In addition to the above-described hydrogen and carbon, elements other than the main material of the semiconductor wafer (silicon in the case of a silicon wafer) may further dissolve in the modified layer 18 from the viewpoint of obtaining higher gettering capability. preferable.

Furthermore, from the viewpoint of obtaining higher gettering capability, it is preferable that the semiconductor epitaxial wafer 200 has a peak of the carbon concentration profile within a range from the surface 10A of the semiconductor wafer 10 to a depth of 150 nm in the thickness direction. In addition, the peak concentration of the carbon concentration profile is preferably 1 × 10 ¹⁵ atoms / cm ³ or more, more preferably in the range of 1 × 10 ¹⁷ to 1 × 10 ²² atoms / cm ³ , and 1 × 10 ¹⁹ to More preferably within the range of 1 × 10 ²¹ atoms / cm ³ .

The thickness of the modified layer 18 is defined as a region where a concentration higher than the background is detected in the concentration profile, and can be set within a range of, for example, 30 to 400 nm.
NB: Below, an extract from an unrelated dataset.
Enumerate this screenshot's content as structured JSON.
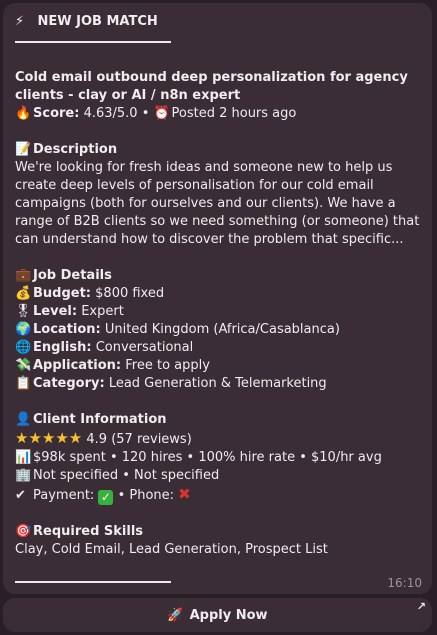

(Method of manufacturing semiconductor epitaxial wafer)
Next, an embodiment of the method for manufacturing the semiconductor epitaxial wafer 200 according to the present invention described so far will be described. As shown in FIG. 3, in the method for manufacturing a semiconductor epitaxial wafer 200 according to an embodiment of the present invention, the surface 10A of the semiconductor wafer 10 is irradiated with cluster ions 16 containing hydrogen as a constituent element (FIG. 3 ( A), (B)) and a second step (FIG. 3C) for forming the epitaxial layer 20 on the surface 10A of the semiconductor wafer 10 after the first step. In the first step, The beam current value of the cluster ions 16 is 50 μA or more. FIG. 3C is a schematic cross-sectional view of a semiconductor epitaxial wafer 200 obtained by this manufacturing method. Hereinafter, details of each process will be described in order.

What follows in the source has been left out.